Cette demeure, que le traducteur Bitaubé croit devoir nommer un palais, appelez-la, comme Homère lui-même, une maison; faites d’ailleurs la part du langage poétique, et la description qui précède pourra s’appliquer parfaitement au jardin d’un maire de village du midi de la France. O sancta simplicitas! Le jardin du vénérable Laërte, que ce vieillard cultivait de ses mains, était encore plus rustique. On n’y voyait guère que des légumes et des arbres fruitiers.

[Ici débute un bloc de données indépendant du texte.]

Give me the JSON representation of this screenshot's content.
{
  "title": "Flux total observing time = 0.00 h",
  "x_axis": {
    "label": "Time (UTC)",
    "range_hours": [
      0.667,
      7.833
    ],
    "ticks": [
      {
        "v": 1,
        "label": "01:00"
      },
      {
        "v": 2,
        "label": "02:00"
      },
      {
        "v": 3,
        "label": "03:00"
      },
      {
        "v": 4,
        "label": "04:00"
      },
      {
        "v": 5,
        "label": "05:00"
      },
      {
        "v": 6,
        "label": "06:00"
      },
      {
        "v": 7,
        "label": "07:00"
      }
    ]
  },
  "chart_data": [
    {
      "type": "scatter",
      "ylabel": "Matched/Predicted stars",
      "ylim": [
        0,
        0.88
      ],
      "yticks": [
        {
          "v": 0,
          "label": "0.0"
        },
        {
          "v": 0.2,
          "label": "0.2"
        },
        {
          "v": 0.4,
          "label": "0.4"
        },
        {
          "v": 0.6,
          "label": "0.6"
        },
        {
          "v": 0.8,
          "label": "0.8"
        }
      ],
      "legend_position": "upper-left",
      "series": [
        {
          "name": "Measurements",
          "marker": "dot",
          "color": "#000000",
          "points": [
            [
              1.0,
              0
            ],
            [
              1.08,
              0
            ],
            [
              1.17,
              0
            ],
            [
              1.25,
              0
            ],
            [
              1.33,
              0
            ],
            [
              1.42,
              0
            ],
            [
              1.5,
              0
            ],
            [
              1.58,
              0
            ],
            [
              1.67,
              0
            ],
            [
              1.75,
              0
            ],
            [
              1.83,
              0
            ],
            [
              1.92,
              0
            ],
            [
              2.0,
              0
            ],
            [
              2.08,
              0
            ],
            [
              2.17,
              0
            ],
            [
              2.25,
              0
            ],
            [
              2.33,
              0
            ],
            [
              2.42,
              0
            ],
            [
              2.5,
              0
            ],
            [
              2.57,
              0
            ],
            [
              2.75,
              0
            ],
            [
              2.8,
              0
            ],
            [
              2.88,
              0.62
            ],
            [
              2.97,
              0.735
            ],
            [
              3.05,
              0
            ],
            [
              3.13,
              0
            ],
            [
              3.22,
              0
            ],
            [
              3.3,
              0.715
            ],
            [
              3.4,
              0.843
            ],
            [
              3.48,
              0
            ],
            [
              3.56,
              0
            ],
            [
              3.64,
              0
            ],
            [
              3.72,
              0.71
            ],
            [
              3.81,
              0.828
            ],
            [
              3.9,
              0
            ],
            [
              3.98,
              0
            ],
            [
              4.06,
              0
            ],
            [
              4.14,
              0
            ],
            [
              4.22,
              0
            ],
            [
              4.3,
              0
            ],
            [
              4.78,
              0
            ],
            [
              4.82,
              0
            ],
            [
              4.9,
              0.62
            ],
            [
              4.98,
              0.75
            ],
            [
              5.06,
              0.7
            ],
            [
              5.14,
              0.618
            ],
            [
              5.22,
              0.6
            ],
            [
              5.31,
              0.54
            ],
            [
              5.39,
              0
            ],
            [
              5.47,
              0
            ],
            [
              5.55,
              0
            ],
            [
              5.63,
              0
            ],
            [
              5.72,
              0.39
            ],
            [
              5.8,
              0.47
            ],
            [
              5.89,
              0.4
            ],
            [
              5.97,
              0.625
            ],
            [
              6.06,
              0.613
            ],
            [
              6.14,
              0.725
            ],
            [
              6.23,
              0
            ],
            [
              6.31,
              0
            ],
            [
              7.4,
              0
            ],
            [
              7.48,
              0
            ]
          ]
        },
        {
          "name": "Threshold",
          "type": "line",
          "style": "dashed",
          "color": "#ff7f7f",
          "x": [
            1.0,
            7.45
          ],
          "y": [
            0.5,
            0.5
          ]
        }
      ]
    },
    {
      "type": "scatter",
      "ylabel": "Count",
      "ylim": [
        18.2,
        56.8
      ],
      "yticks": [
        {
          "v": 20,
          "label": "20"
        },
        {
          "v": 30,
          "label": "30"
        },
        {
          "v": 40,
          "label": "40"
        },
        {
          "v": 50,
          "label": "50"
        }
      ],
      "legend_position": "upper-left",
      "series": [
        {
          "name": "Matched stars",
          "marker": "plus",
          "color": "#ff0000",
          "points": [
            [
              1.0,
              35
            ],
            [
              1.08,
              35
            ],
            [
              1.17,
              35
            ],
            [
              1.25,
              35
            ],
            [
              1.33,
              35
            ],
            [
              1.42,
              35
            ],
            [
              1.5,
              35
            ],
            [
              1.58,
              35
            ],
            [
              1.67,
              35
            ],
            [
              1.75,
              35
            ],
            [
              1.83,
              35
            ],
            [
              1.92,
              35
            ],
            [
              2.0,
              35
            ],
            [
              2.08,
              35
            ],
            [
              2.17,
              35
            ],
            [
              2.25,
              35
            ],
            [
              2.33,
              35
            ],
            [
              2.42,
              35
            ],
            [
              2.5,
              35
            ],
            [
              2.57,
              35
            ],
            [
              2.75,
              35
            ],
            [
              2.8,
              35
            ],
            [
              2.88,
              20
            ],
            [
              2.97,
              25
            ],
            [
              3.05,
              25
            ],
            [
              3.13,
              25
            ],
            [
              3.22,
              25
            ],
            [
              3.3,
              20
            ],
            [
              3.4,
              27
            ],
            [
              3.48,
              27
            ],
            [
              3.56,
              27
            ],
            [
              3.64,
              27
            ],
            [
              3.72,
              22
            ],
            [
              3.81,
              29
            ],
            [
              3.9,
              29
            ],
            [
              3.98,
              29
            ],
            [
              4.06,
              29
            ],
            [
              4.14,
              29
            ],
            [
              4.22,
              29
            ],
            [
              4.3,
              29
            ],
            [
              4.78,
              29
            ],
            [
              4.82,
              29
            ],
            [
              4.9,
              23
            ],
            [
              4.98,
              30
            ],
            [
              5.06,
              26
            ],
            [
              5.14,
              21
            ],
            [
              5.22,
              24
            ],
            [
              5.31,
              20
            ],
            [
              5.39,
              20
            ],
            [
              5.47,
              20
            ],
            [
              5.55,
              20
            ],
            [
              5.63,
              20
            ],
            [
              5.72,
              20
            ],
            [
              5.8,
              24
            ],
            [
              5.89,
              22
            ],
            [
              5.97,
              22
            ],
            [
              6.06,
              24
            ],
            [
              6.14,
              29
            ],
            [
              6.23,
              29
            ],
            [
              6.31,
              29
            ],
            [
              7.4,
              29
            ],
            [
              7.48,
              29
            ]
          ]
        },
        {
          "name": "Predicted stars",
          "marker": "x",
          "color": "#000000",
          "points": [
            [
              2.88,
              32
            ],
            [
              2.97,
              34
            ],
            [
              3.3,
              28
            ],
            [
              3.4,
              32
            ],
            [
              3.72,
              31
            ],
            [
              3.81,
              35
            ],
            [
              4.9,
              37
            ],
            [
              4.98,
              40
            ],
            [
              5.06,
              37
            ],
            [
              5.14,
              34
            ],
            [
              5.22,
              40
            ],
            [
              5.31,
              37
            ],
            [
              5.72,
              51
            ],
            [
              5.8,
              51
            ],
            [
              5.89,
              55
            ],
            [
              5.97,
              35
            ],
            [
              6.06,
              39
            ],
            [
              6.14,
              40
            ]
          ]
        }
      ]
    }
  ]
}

Plus tard, lorsque les Grecs se donnèrent cette belle civilisation qui ne fut égalée par aucun des peuples de l’antiquité, et que les modernes n’ont dépassée que grâce à la supériorité de leurs connaissances scientifiques, ils ne laissèrent pas d’emprunter eux-mêmes à la Perse, leur irréconciliable rivale, les éléments de leurs arts, et notamment de leur architecture. Ils adoptèrent aussi les méthodes en usage chez les Perses pour la composition, l’aménagement et la culture des jardins, autant du moins que le permettait la différence des climats. Nous avons vu plus haut quelle admiration les jardins de Cyrus inspirèrent à Xénophon et à Lysandre. Il ne faut donc pas s’étonner que les Grecs aient cherché à imiter ce qui leur semblait si merveilleux. En appliquant leur génie fécond et délicat à ce genre de travaux, ils ne pouvaient égaler la magnificence et le luxe des jardins persans; mais ils devaient se montrer supérieur à leurs rivaux sous le rapport de l’élégance. Il ne paraît pas, du reste, qu’ils se soient adonnés à l’art des jardins avec le même goût qu’ils apportèrent dans la pratique de l’architecture; et tandis qu’ils élevèrent plusieurs monuments célèbres, leurs historiens ne citent aucun jardin particulièrement digne de mémoire. Bacon, qui a noté ce fait dans son Essai sur les Jardins, l’explique en disant que «dans les âges de civilisation et d’élégance les hommes arrivent à construire de splendides édifices plus tôt qu’à faire de beaux jardins, comme si cette dernière œuvre exprimait un degré supérieur de perfection.»
JARDIN D’ALCINOÜS.
Cette remarque, contestable comme thèse générale, l’est plus encore, à ce qu’il me paraît, lorsqu’il s’agit des Grecs, c’est-à-dire des premiers et des plus grands artistes qu’il y eut jamais. Les Anglais, au surplus, sont des juges peu compétents en pareille matière: ils sont fort loin d’exceller dans les beaux-arts, et cependant ils ont des jardins admirables: admirables sous le rapport des procédés de culture et des résultats obtenus, mais qui souvent laissent à désirer si l’on considère leur composition et leur ornementation; ce qui prouve bien qu’un peuple civilisé peut se montrer très-supérieur dans un art scientifique comme l’horticulture, tout en demeurant inférieur dans les arts proprement dits.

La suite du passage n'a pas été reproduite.